Compartir las cargas de los demás, mirarse con compasión, ayudarse mutuamente, no dividir sino compartir: así es como los cristianos están llamados a ejercer la justicia en la Iglesia y en la sociedad. A la hora del Ángelus el Papa Francisco se refirió a la misión de Jesús: no condenar a los culpables, sino salvar a los pecadores y hacerlos justos

Cuántas veces hemos invocado y obtenido justicia contra un mal sufrido, un agravio recibido, una calumnia, un abuso de poder, pensando que quien obra mal debe pagar, es más, es justo que pague, tal vez con una sentencia establecida por un tribunal. Esta es quizás la justicia del hombre, pero ciertamente no la de Dios.

Desde la ventana de su estudio del Palacio Apostólico, en el día en que la Iglesia celebra la fiesta del Bautismo del Señor, Francisco se centró en este tema, iniciando su catequesis con la imagen “sorprendente” que propone el Evangelio de hoy, la de Jesús inclinando la cabeza a orillas del Jordán, para ser bautizado por Juan. Era un rito, el de ir al río a recibir el Bautismo, en el que la gente se arrepentía y se comprometía a convertirse con humildad y un corazón transparente. ¿Pero cuál fue el motivo que impulsó a Cristo a humillarse?

“Al ver a Jesús que se mezcla con los pecadores, uno se asombra y se pregunta: ¿Por qué Él, el Santo de Dios, el Hijo de Dios sin pecado, hizo esta elección? Encontramos la respuesta en las palabras de Jesús a Juan: ‘Déjalo por ahora, pues conviene que cumplamos toda justicia’”
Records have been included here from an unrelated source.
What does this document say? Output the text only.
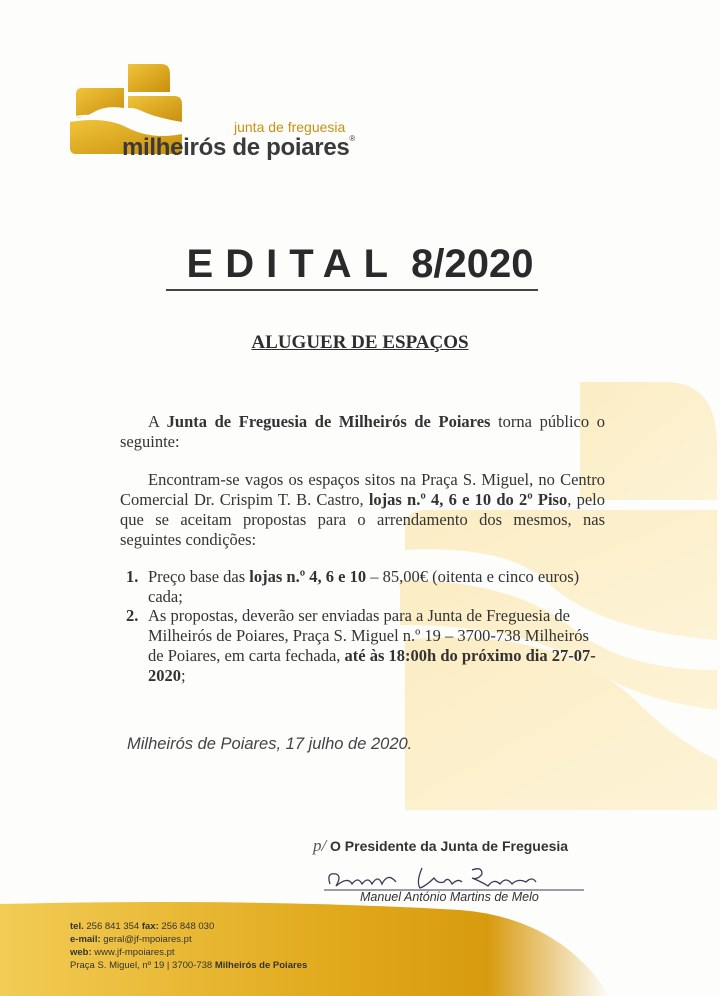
junta de freguesia
milheirós de poiares®
EDITAL 8/2020
ALUGUER DE ESPAÇOS
A Junta de Freguesia de Milheirós de Poiares torna público o seguinte:
Encontram-se vagos os espaços sitos na Praça S. Miguel, no Centro Comercial Dr. Crispim T. B. Castro, lojas n.º 4, 6 e 10 do 2º Piso, pelo que se aceitam propostas para o arrendamento dos mesmos, nas seguintes condições:
1. Preço base das lojas n.º 4, 6 e 10 – 85,00€ (oitenta e cinco euros) cada;
2. As propostas, deverão ser enviadas para a Junta de Freguesia de Milheirós de Poiares, Praça S. Miguel n.º 19 – 3700-738 Milheirós de Poiares, em carta fechada, até às 18:00h do próximo dia 27-07-2020;
Milheirós de Poiares, 17 julho de 2020.
p/ O Presidente da Junta de Freguesia
Manuel António Martins de Melo
tel. 256 841 354 fax: 256 848 030
e-mail: geral@jf-mpoiares.pt
web: www.jf-mpoiares.pt
Praça S. Miguel, nº 19 | 3700-738 Milheirós de Poiares
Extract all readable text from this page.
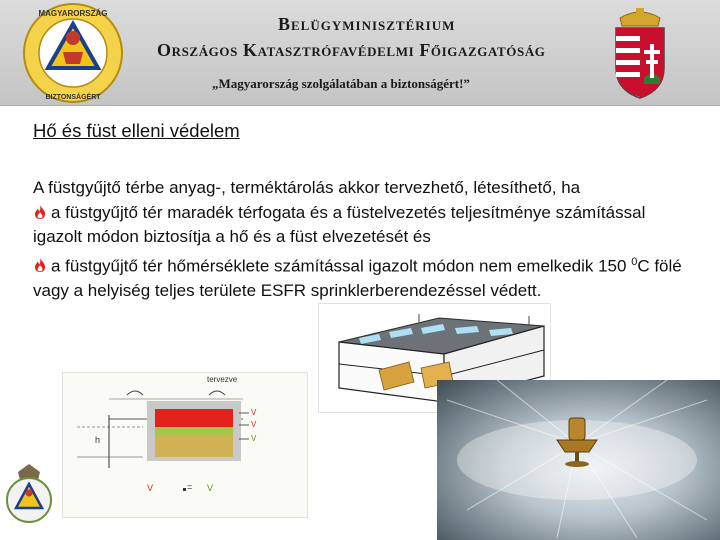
MAGYARORSZÁG
BIZTONSÁGÉRT
Belügyminisztérium
Országos Katasztrófavédelmi Főigazgatóság
„Magyarország szolgálatában a biztonságért!”
Hő és füst elleni védelem

A füstgyűjtő térbe anyag-, terméktárolás akkor tervezhető, létesíthető, ha

a füstgyűjtő tér maradék térfogata és a füstelvezetés teljesítménye számítással igazolt módon biztosítja a hő és a füst elvezetését és

a füstgyűjtő tér hőmérséklete számítással igazolt módon nem emelkedik 150 $^0$C fölé vagy a helyiség teljes területe ESFR sprinklerberendezéssel védett.

tervezve
h
V
V
V
V	= V
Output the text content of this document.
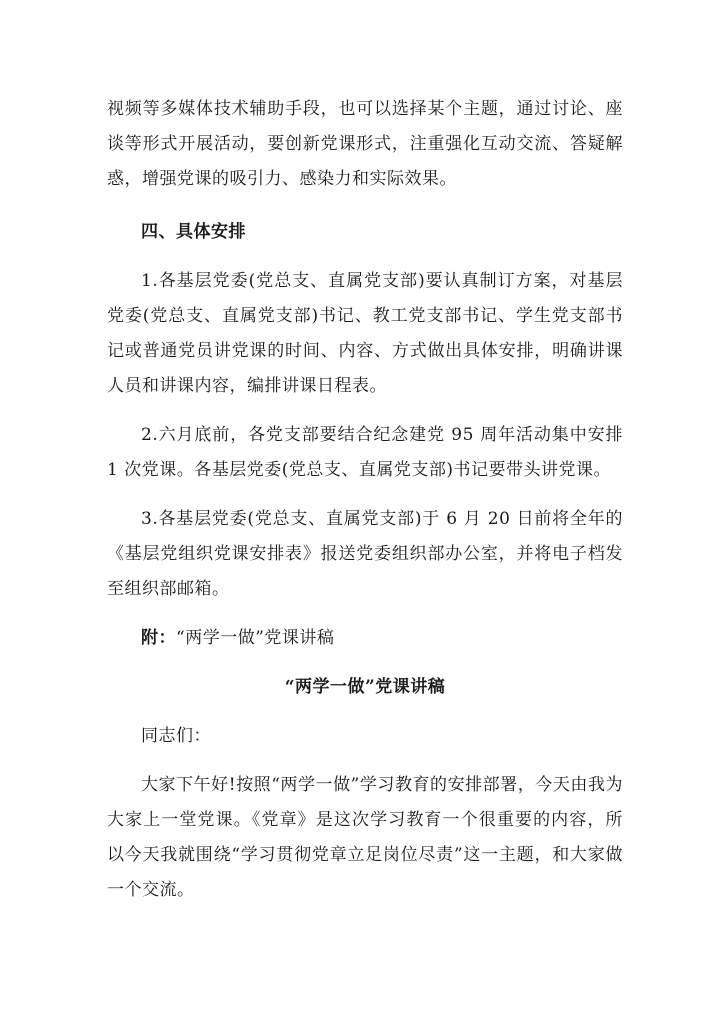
视频等多媒体技术辅助手段，也可以选择某个主题，通过讨论、座谈等形式开展活动，要创新党课形式，注重强化互动交流、答疑解惑，增强党课的吸引力、感染力和实际效果。

四、具体安排

1.各基层党委(党总支、直属党支部)要认真制订方案，对基层党委(党总支、直属党支部)书记、教工党支部书记、学生党支部书记或普通党员讲党课的时间、内容、方式做出具体安排，明确讲课人员和讲课内容，编排讲课日程表。

2.六月底前，各党支部要结合纪念建党 95 周年活动集中安排 1 次党课。各基层党委(党总支、直属党支部)书记要带头讲党课。

3.各基层党委(党总支、直属党支部)于 6 月 20 日前将全年的《基层党组织党课安排表》报送党委组织部办公室，并将电子档发至组织部邮箱。

附：“两学一做”党课讲稿

“两学一做”党课讲稿

同志们：

大家下午好!按照“两学一做”学习教育的安排部署，今天由我为大家上一堂党课。《党章》是这次学习教育一个很重要的内容，所以今天我就围绕“学习贯彻党章立足岗位尽责”这一主题，和大家做一个交流。
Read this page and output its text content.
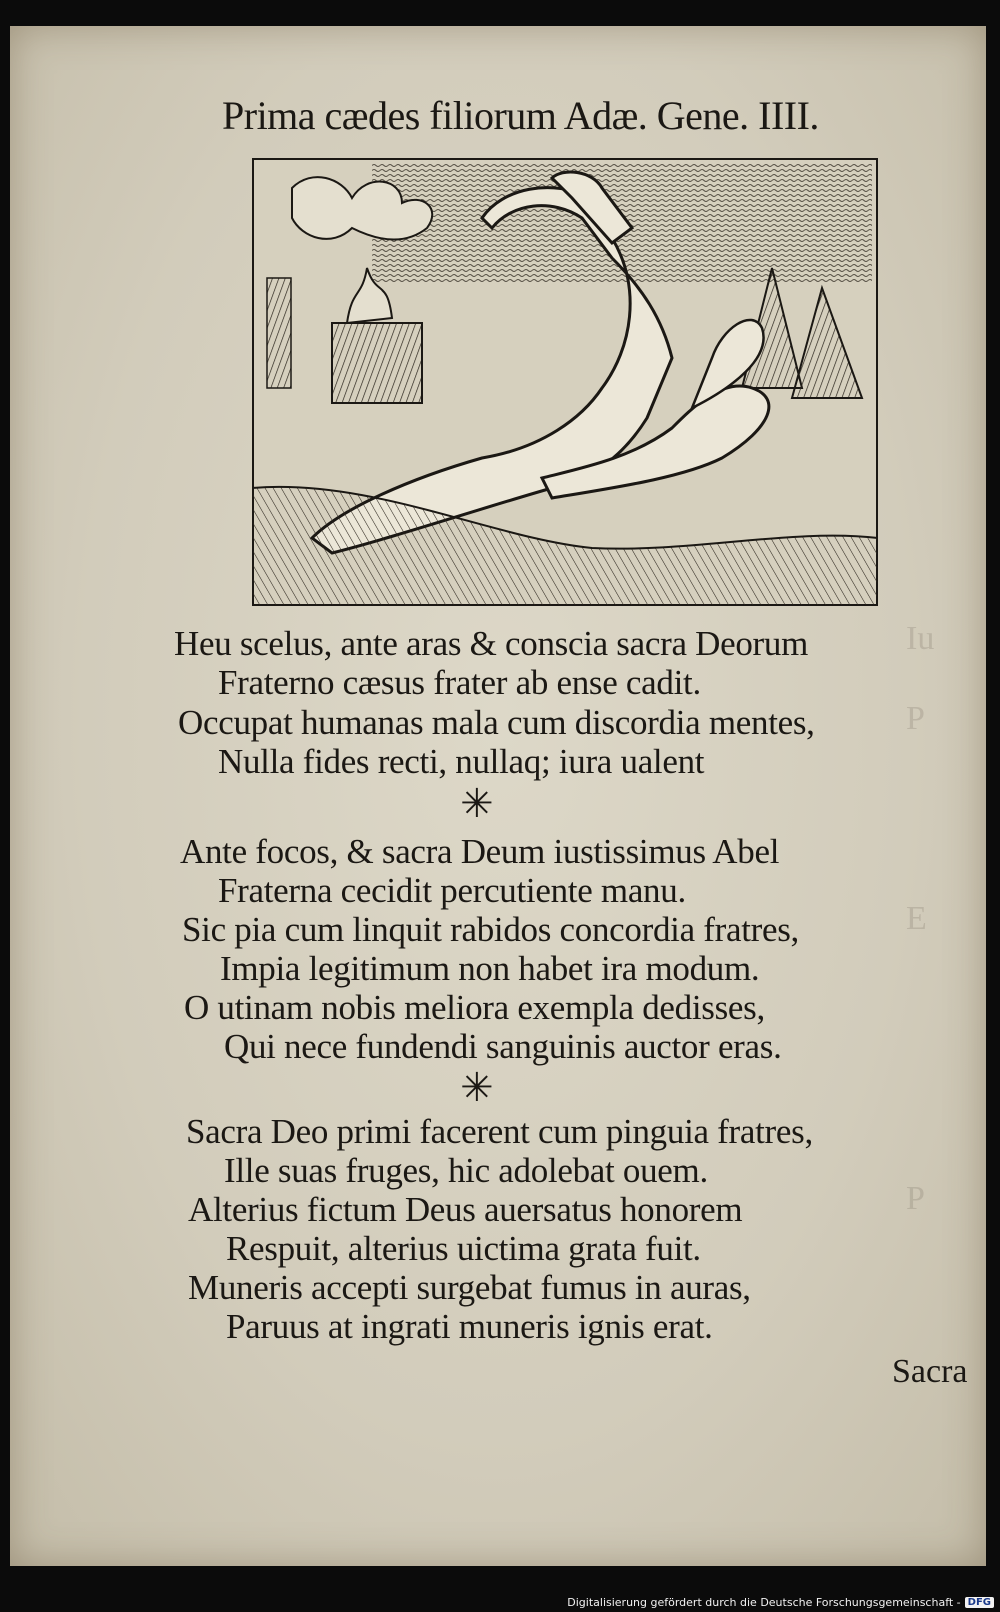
Iu
P
E
P
Prima cædes filiorum Adæ. Gene. IIII.
Heu scelus, ante aras & conscia sacra Deorum
Fraterno cæsus frater ab ense cadit.
Occupat humanas mala cum discordia mentes,
Nulla fides recti, nullaq; iura ualent
✳
Ante focos, & sacra Deum iustissimus Abel
Fraterna cecidit percutiente manu.
Sic pia cum linquit rabidos concordia fratres,
Impia legitimum non habet ira modum.
O utinam nobis meliora exempla dedisses,
Qui nece fundendi sanguinis auctor eras.
✳
Sacra Deo primi facerent cum pinguia fratres,
Ille suas fruges, hic adolebat ouem.
Alterius fictum Deus auersatus honorem
Respuit, alterius uictima grata fuit.
Muneris accepti surgebat fumus in auras,
Paruus at ingrati muneris ignis erat.
Sacra
Digitalisierung gefördert durch die Deutsche Forschungsgemeinschaft - DFG
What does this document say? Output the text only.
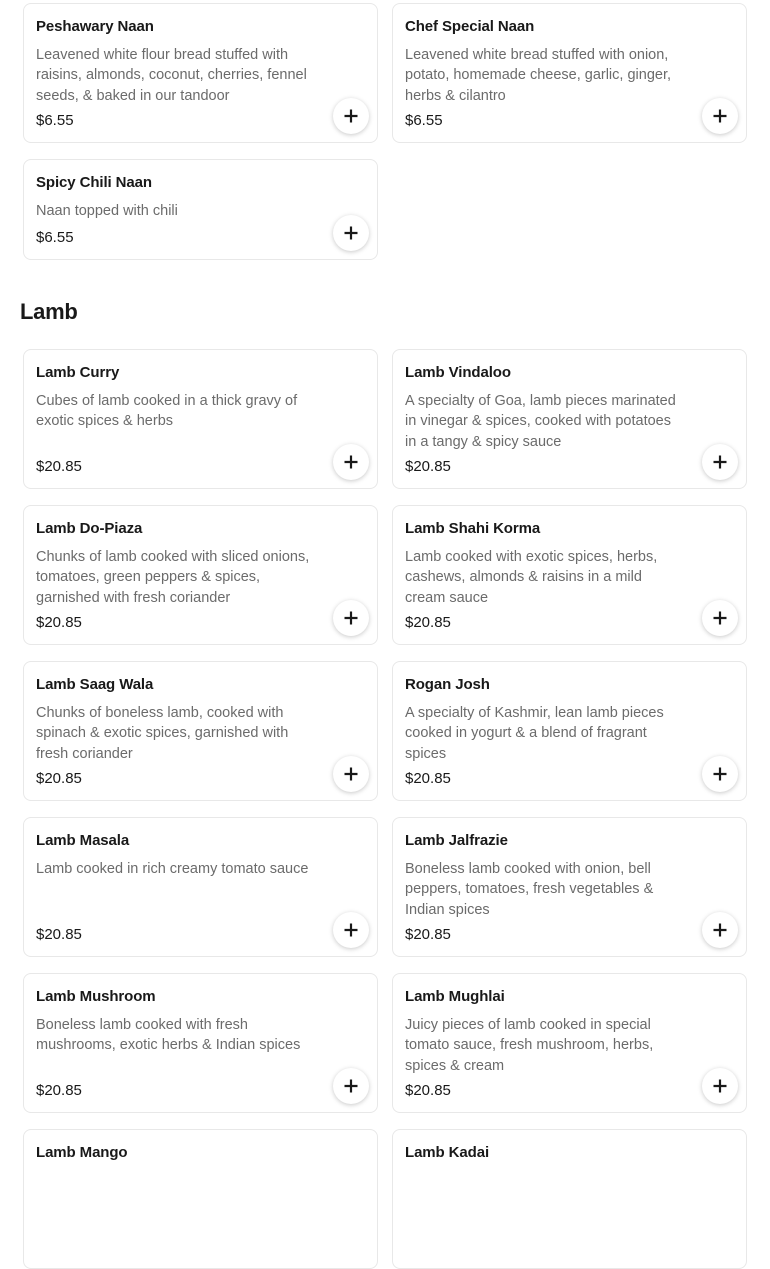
Peshawary Naan
Leavened white flour bread stuffed with raisins, almonds, coconut, cherries, fennel seeds, & baked in our tandoor
$6.55
Chef Special Naan
Leavened white bread stuffed with onion, potato, homemade cheese, garlic, ginger, herbs & cilantro
$6.55
Spicy Chili Naan
Naan topped with chili
$6.55
Lamb
Lamb Curry
Cubes of lamb cooked in a thick gravy of exotic spices & herbs
$20.85
Lamb Vindaloo
A specialty of Goa, lamb pieces marinated in vinegar & spices, cooked with potatoes in a tangy & spicy sauce
$20.85
Lamb Do-Piaza
Chunks of lamb cooked with sliced onions, tomatoes, green peppers & spices, garnished with fresh coriander
$20.85
Lamb Shahi Korma
Lamb cooked with exotic spices, herbs, cashews, almonds & raisins in a mild cream sauce
$20.85
Lamb Saag Wala
Chunks of boneless lamb, cooked with spinach & exotic spices, garnished with fresh coriander
$20.85
Rogan Josh
A specialty of Kashmir, lean lamb pieces cooked in yogurt & a blend of fragrant spices
$20.85
Lamb Masala
Lamb cooked in rich creamy tomato sauce
$20.85
Lamb Jalfrazie
Boneless lamb cooked with onion, bell peppers, tomatoes, fresh vegetables & Indian spices
$20.85
Lamb Mushroom
Boneless lamb cooked with fresh mushrooms, exotic herbs & Indian spices
$20.85
Lamb Mughlai
Juicy pieces of lamb cooked in special tomato sauce, fresh mushroom, herbs, spices & cream
$20.85
Lamb Mango	Lamb Kadai
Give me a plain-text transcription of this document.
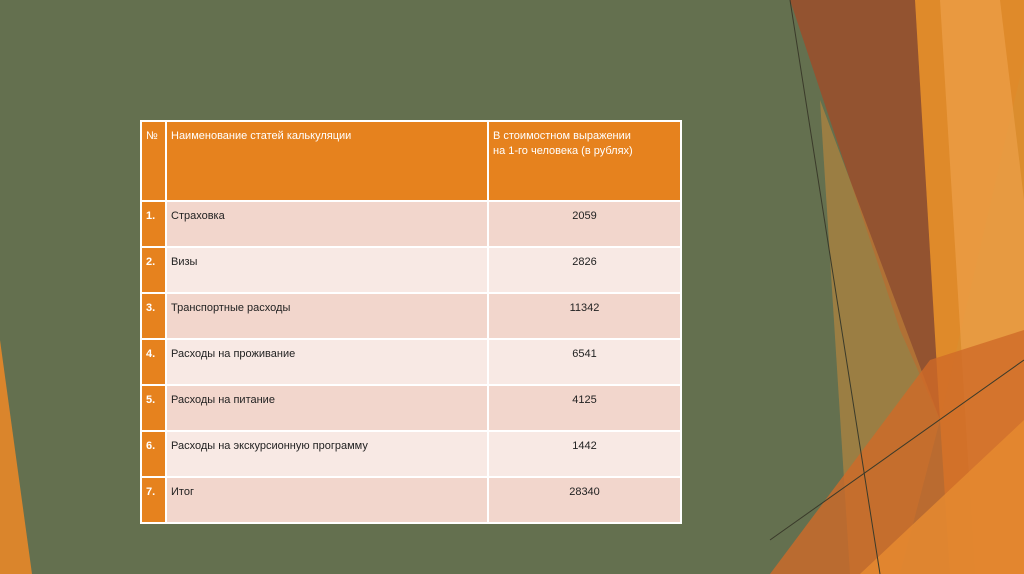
№	Наименование статей калькуляции	В стоимостном выражении
на 1-го человека (в рублях)

1.	Страховка	2059
2.	Визы	2826
3.	Транспортные расходы	11342
4.	Расходы на проживание	6541
5.	Расходы на питание	4125
6.	Расходы на экскурсионную программу	1442
7.	Итог	28340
La justicia que proviene del amor

¿Qué significa cumplir toda justicia? Lo preguntó el Papa mientras explicaba que, al ser bautizado, Jesús quiso revelarnos en qué consiste la justicia que Dios vino a traer al mundo. Nada que ver con la idea estrecha y meramente humana de “quien se equivoca, paga”. La justicia de Dios dijo Francisco, es mucho mayor: “No tiene como fin la condena del culpable, sino su salvación y renacimiento”, la voluntad de hacer justo incluso al más obstinado de los pecadores.

Es una justicia que nace del amor, de esas entrañas de compasión y misericordia que son el corazón mismo de Dios, el Padre que se conmueve cuando nos oprime el mal y caemos bajo el peso del pecado y de la fragilidad.

“La justicia de Dios, por tanto, no quiere distribuir penas y castigos, sino que, como afirma el apóstol Pablo, consiste en hacer justos a sus hijos, liberándonos de las asechanzas del mal, curándonos, levantándonos”

Sólo la misericordia salva

Salvar a todos los pecadores, cargar sobre sus hombros el pecado del mundo entero: he aquí, pues, el sentido de ese gesto perturbador que Jesús hace a orillas del Jordán y que deja estupefacto al propio Juan, he aquí la justicia que vino a cumplir.

“Él nos muestra que la verdadera justicia de Dios es la misericordia que salva, el amor que comparte nuestra condición humana se hace cercano, comprensivo con nuestro dolor, entrando en nuestras tinieblas para traer la luz”

Francisco citó además a su predecesor, Benedicto XVI, cuyo funeral celebró el pasado 5 de enero, para subrayar la profundidad y la amplitud de esta redención que Dios concede a todos, sin distinción, y que lo lleva a descender él mismo “hasta el fondo del abismo de la muerte, para que todo hombre, incluso el que ha caído tan bajo que ya no ve el cielo, encuentre la mano de Dios a la que asirse” (homilía del 13 de enero de 2008).

No dividir sino compartir

La tarea más difícil para los cristianos concluyó el Santo Padre, es precisamente la de ejercer así la justicia no sólo en la Iglesia, sino también en la sociedad, en la vida cotidiana, en las relaciones con los demás. ¿Cómo se consigue? Ciertamente no chismorreando sobre los hermanos, acusando, parloteando, porque parlotear divide, es un arma letal.

“No con la dureza de quien juzga y condena dividiendo a las personas en buenos y malos, sino con la misericordia de quien acoge compartiendo las heridas y las fragilidades de las hermanas y los hermanos, para levantarlos. Me gustaría decirlo así: no dividir, sino compartir”

No dividir, sino compartir. Hagamos como Jesús: compartamos, llevemos las cargas unos de otros, en lugar de hablar mal y dividir, mirémonos con compasión, ayudémonos. Preguntémonos: Yo ¿divido o comparto? ¿Soy discípulo del amor o del chismorreo? El chismorreo es un arma letal.